Além disso, a equipe de Sobbott sabia que, para apresentar bem o Small Business Saturday para o público, precisava de um grande incentivo. Assim, eles ofereceram aos clientes US$ 25 em crédito caso gastassem US$ 25 em lojas e restaurantes. Isso funcionou tão bem que, no segundo ano, 100 milhões de norte-americanos compraram em pequenas lojas, com a campanha alcançando 65% de reconhecimento. "Mais de 200 organizações públicas se juntaram a nós, 75 parceiros corporativos e todos os estados do país", diz Sobbott. Houve até mesmo uma resolução bipartidária no Senado aprovada para estimular os clientes a comprarem em empresas independentes, de proprietários locais.

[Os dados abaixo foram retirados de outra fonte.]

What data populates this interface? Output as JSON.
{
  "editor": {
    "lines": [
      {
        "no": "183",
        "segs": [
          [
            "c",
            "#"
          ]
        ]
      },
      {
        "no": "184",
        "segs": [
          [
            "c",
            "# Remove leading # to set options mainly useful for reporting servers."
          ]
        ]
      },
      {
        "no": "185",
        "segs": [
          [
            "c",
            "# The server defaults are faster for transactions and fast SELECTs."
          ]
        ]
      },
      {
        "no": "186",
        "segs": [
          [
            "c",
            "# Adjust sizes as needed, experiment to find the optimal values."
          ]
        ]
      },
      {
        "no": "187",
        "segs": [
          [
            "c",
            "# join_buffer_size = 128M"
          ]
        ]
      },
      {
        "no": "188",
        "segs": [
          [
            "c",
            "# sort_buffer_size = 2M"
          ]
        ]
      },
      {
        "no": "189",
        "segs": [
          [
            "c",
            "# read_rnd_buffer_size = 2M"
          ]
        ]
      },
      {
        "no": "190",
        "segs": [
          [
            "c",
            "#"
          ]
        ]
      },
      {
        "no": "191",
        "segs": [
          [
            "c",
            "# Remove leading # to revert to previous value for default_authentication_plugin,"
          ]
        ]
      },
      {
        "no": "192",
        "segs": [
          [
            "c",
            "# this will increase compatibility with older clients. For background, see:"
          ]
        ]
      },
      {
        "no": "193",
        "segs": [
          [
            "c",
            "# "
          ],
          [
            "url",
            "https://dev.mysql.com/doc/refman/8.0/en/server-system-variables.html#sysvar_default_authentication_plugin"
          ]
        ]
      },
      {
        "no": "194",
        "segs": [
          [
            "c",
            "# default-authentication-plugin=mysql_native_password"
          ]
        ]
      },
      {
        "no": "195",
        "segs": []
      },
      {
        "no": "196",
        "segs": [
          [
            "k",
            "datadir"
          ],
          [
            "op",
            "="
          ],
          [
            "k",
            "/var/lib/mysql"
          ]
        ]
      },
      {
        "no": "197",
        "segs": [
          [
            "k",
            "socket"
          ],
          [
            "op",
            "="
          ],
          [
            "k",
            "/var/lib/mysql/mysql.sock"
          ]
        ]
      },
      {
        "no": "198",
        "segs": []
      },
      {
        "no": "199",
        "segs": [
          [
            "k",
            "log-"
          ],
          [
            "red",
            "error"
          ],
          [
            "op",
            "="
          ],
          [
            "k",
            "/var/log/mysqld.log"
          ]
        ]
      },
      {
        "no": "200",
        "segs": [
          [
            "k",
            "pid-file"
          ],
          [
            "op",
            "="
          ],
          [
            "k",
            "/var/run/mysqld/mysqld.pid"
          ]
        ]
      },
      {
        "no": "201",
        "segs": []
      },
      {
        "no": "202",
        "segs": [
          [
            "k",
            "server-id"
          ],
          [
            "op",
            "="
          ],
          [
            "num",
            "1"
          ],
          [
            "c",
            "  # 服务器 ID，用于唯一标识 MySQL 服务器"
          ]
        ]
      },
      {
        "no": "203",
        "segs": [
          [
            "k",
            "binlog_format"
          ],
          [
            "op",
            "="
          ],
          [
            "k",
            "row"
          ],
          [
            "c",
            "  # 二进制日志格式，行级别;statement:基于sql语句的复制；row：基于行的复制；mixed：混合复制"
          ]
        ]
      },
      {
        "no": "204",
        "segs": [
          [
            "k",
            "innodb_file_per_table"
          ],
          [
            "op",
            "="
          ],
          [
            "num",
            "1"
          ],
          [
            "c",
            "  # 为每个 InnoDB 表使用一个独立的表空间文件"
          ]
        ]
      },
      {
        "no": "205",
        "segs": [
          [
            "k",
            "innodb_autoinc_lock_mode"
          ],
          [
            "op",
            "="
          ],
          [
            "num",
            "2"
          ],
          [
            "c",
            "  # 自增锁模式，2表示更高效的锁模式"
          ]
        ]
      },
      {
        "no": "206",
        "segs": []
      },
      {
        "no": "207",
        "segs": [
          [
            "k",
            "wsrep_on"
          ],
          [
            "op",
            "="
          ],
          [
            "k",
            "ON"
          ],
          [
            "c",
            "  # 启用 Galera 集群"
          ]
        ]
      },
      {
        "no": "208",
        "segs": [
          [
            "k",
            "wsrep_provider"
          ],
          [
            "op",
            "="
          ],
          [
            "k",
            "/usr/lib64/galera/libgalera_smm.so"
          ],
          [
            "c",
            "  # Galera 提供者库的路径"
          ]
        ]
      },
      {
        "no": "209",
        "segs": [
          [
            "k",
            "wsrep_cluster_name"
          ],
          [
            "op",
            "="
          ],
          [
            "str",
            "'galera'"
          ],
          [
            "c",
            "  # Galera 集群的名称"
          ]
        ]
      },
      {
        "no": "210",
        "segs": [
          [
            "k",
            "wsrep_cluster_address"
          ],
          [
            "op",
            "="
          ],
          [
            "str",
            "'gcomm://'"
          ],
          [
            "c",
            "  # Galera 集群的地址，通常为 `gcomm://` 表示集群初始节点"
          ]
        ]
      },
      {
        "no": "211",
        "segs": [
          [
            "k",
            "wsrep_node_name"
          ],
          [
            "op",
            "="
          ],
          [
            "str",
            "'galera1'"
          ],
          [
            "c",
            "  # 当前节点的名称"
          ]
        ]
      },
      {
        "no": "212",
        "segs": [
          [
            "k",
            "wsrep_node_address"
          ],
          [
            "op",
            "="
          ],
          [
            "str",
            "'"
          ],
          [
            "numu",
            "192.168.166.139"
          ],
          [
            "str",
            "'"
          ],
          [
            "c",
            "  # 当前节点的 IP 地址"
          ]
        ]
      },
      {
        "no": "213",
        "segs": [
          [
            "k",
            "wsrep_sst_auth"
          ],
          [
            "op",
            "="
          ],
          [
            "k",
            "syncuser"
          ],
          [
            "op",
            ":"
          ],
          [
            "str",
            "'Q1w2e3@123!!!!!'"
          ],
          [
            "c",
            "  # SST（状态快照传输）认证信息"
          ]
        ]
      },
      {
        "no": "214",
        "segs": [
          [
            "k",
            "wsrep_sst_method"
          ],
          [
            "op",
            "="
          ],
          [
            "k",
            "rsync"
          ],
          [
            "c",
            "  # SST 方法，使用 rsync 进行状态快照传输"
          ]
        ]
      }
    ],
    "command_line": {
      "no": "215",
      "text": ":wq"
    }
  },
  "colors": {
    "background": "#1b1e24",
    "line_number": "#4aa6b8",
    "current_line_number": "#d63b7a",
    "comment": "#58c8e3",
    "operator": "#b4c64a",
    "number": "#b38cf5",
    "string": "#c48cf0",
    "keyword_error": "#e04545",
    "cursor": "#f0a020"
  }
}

Sobbott ri. "Adoraria mesmo dizer como fomos inteligentes e estratégicos, quero dizer, fomos inteligentes e estratégicos, mas, puxa, deu muito certo. Atingimos uma paixão e uma energia que já eram muito presentes. Todos querem dar um estímulo à economia. Demos às pessoas apenas uma ação simples para ajudá-los a fazerem sua parte, incentivando-os a fazerem compras em pequenas empresas. E a compra foi enorme.